The story is told in the voice of Demon, nickname for Damon, son of a young single mom with addiction problems. He soon becomes a ward of the state, and subject to the horrors of the foster care system of that region. Demon is a captivating narrator, sadly wise to the world before he should be, but at the same time sweet, funny, and lovable. I found myself comparing him to Huck Finn in the tone and effectiveness of his voice. There is, of course, a kind and generous neighbor couple, the Pegotts, who are raising their grandson, because his mother is in prison, and they give Demon some sense of a loving family, and are the counterparts to the Pegotty family for you Dickens aficionados.

This is a complicated saga, and a powerful depiction of the crisis that has seized this nation. There are some grim moments, and some very sad times, but also elements of goodness and redemption. There are moments of beautiful lyrical description of the natural environment of the mountain world. It’s a coming of age tale, a work of harsh and revealing social criticism, and a book I couldn’t put down.

Last of all, I’d like to mention another novel from the January column, News of the World by Paulette Jiles (William Morrow, 2016), recommended by Cami Eliot, and thoroughly enjoyed by me. A finalist for the National Book Award in 2016, it’s a historical novel, a road epic, and a western in the tradition of True Grit. It takes place in the wild and lawless post-Civil War Texas of 1870, and is based on true stories of children of white settlers who were abducted by Indian tribes.

The main character, Captain Jefferson Kyle Kidd, based on the relative of a friend of the author, is an aging and irascible, but honorable, veteran of the Indian Wars and the Civil War, who earns his living traveling through Texas border towns, charging admission for reading newspapers aloud to the illiterate citizens. The main news, as the novel begins, is that the 15th Amendment, which guaranteed the right to vote to all men, has been passed. Confederate and Union tensions are still raw in Texas, and Captain Kidd has to be selective about the news he imparts to his audiences.

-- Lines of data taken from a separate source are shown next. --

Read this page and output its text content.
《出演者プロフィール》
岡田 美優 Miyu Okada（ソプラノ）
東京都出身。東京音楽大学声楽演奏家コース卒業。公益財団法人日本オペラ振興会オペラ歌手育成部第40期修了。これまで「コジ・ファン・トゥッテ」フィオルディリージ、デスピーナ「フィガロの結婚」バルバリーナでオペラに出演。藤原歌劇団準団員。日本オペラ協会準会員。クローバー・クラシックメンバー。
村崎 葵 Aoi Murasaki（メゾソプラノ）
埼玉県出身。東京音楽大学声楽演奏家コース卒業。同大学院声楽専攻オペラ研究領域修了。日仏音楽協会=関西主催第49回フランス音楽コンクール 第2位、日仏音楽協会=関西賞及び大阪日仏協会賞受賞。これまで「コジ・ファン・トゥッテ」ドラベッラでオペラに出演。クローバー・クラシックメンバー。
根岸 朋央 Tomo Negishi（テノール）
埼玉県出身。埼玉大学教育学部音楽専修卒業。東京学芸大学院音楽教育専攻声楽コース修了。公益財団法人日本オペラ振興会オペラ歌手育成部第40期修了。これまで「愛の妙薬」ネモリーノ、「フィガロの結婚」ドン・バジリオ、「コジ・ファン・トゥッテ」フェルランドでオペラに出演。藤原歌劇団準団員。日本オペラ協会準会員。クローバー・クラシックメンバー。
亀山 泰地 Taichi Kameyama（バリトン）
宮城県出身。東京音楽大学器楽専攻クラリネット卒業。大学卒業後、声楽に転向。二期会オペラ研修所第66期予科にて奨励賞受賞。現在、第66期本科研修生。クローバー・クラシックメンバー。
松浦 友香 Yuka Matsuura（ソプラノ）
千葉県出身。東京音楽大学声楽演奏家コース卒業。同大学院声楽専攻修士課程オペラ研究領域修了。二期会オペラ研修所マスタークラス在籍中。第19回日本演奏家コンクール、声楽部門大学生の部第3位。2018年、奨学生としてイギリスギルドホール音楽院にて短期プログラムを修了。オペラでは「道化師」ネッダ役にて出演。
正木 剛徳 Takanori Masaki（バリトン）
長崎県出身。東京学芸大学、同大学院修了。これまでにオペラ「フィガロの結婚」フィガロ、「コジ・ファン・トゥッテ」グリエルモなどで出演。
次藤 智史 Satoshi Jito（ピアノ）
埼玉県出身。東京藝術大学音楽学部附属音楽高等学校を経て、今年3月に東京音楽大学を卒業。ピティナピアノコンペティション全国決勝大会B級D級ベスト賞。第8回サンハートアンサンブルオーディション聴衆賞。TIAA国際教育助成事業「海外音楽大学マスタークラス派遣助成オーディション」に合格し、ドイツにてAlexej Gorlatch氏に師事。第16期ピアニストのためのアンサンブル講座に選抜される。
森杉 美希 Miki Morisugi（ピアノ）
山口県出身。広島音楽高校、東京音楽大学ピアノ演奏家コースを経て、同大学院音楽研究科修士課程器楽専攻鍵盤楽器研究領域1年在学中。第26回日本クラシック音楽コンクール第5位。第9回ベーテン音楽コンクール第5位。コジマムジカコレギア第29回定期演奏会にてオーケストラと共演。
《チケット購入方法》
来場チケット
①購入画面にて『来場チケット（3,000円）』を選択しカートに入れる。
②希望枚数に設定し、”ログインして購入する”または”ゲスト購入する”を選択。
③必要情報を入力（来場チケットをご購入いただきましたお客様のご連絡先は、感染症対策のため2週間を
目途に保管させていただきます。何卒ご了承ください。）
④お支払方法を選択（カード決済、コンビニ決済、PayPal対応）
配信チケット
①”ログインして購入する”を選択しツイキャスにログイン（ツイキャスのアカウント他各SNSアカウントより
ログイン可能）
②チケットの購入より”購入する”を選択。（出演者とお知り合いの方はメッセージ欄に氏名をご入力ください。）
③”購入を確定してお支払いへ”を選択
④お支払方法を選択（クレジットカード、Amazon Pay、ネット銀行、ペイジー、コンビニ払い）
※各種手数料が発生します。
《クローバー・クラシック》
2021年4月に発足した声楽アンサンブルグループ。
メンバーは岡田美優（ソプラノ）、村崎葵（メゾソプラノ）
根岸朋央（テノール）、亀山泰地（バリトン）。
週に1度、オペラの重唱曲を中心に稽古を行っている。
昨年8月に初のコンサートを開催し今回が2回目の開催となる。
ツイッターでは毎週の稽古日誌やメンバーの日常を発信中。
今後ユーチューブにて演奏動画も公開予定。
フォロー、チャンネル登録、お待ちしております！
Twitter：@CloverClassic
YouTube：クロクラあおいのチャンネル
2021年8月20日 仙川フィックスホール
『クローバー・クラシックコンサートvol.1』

Along his way, Kidd agrees to transport Johanna, a ten-year-old girl who has been a Kiowa captive for four years, from Wichita Falls in the north all the way to Castroville, outside San Antonio, a very long journey by wagon through dangerous territory. Johanna, whose parents were killed by her captors, speaks no English and believes she is Kiowa. According to Jiles’ research, the children who experienced such abductions suffered a kind of PTSD, and were unwilling to return to their families, never fully able to adjust. So, the questions from the start are: can Captain Kidd forge a bond with this child? How will they survive the hazardous journey? Will Johanna accept her new life, and will her family treat her with kindness and understanding?

This is an eventful adventure tale, a fascinating description of frontier life with some issues that resonate with contemporary politics, and a heartwarming story of an unlikely friendship. Jiles is a poet first, and this comes clear in her narration. The natural world comes alive under her pen. The story, which is not long, moves along at a brisk speed, and is another one I couldn’t put down. I’d be interested in reading more from this author.

Enjoy the rest of your summer, and good reading.